Le premier synode en octobre a été très animé et s’est achevé sans accord sur les questions délicates de l’accès à la communion pour les divorcés remariés et de la place des homosexuels.

Fin 2013, le secrétariat général du synode avait innové en adressant un premier questionnaire sans tabou sur tous les sujets concernant la famille, y compris le divorce, l’union libre et l’homosexualité. Les réponses avaient révélé l’écart entre le dogme et la pratique de nombreux catholiques en ce domaine.

Les diocèses sont désormais invités à engager des consultations sur 46 questions évoquant les «situations extrêmes» que vivent de nombreux couples. Mais leur énoncé semble plus fermé. Le nouveau questionnaire insiste en effet surtout sur la nécessité de faire comprendre la valeur du mariage catholique et s’étend moins sur les sujets les plus délicats.

«La pastorale des divorcés remariés nécessite un approfondissement ultérieur, en évaluant aussi la pratique orthodoxe (qui accorde une «deuxième chance» à certains divorcés remariés) et tenant compte de la distinction entre situation objective de péché et circonstances atténuantes. Quels sont les pas possibles ?», énonce ainsi une des questions.

Une autre question concerne l’attention à porter aux familles ayant des homosexuels en leur sein : «En évitant toute discrimination, comment prendre soin des personnes, à la lumière de l’Evangile ? Comment leur proposer les exigences de la volonté de Dieu ?»

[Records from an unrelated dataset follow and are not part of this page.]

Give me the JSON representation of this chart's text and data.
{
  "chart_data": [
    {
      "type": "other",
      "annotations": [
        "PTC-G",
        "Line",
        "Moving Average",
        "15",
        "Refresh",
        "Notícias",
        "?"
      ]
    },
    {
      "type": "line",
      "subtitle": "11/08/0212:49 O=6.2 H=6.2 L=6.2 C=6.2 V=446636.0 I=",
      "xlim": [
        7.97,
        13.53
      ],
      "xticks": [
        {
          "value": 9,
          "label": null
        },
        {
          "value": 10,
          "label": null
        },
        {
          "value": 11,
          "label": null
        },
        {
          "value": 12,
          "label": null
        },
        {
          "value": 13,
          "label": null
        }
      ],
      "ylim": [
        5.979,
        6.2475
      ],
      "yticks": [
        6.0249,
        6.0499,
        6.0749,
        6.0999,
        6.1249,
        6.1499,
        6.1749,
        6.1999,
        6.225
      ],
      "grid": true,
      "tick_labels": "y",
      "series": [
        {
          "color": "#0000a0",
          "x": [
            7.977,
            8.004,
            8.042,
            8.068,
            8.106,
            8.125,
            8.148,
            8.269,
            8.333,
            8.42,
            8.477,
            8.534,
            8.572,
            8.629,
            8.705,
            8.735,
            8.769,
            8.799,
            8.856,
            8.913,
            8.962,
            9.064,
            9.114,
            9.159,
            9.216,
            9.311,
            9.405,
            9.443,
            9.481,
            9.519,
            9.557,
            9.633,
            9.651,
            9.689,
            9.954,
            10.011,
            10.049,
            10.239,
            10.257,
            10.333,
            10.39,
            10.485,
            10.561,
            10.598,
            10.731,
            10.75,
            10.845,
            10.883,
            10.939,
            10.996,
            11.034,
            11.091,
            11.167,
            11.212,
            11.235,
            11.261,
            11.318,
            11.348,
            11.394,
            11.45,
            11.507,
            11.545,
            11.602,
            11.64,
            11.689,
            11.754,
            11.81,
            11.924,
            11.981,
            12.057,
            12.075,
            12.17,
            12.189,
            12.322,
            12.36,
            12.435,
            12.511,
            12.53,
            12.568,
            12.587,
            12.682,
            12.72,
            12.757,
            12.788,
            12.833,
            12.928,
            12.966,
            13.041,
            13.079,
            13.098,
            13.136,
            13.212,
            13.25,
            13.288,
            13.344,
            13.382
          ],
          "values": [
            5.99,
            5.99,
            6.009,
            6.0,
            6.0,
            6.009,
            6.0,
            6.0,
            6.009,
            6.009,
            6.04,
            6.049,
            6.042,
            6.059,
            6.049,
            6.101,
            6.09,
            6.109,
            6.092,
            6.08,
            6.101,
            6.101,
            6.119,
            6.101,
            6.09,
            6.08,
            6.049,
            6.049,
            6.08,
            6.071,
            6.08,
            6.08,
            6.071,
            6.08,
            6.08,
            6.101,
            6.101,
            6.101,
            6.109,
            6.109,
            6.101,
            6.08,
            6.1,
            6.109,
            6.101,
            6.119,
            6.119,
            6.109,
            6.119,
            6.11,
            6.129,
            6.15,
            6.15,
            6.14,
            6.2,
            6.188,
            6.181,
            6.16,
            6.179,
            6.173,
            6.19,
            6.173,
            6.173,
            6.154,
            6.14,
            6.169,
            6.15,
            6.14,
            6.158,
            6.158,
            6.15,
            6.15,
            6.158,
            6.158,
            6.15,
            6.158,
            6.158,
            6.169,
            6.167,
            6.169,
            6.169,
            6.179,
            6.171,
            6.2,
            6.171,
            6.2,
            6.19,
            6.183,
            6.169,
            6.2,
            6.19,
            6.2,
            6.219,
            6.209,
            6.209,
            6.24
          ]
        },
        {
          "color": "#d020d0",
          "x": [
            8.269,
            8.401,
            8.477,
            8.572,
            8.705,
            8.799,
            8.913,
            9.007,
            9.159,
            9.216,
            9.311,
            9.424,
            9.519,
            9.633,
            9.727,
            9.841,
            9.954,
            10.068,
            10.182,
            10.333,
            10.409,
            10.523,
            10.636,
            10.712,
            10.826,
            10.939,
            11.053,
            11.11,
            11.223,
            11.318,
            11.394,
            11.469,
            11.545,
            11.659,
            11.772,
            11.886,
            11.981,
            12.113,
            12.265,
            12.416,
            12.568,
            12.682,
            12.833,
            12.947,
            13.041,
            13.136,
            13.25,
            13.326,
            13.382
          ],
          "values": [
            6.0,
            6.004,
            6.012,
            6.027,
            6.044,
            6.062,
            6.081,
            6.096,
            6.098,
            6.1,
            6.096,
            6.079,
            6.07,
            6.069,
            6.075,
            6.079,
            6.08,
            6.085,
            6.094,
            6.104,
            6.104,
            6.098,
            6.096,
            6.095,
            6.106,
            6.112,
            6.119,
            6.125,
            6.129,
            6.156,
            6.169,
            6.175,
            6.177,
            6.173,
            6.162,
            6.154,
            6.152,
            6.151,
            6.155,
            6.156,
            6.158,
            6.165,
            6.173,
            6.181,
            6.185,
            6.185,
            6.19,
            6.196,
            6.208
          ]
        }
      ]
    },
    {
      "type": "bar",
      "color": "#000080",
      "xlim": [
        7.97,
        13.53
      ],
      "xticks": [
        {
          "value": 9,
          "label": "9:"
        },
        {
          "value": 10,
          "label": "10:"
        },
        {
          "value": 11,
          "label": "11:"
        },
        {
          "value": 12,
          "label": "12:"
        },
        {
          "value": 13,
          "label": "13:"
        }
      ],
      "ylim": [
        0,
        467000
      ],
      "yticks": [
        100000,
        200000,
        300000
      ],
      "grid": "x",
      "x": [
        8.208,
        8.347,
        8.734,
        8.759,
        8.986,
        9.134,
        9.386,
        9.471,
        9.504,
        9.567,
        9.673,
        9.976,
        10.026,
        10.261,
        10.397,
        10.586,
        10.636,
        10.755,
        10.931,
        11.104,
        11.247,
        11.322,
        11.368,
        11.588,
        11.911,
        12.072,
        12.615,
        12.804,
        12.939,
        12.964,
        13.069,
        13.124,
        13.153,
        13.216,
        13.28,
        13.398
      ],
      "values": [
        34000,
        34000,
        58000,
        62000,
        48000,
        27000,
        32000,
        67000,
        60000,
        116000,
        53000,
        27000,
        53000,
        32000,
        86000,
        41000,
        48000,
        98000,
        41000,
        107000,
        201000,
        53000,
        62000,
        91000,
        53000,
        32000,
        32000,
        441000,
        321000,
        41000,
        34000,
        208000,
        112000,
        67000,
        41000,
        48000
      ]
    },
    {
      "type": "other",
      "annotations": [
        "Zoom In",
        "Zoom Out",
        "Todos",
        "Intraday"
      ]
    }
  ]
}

Le document parle de «réalisme nécessaire», d’une «culture de la rencontre», capable de «reconnaître aussi l’œuvre libre du Seigneur hors de nos schémas habituels», et du rôle de l’Église comme «hôpital de campagne».

Malgré ses limites, ce questionnaire montre que le Vatican a également souligné la nécessité de la miséricorde pour répondre aux situations difficiles demandant même aux évêques d'éviter de fonder leur pastorale uniquement sur la doctrine. Nous verrons si c'est bien le cas.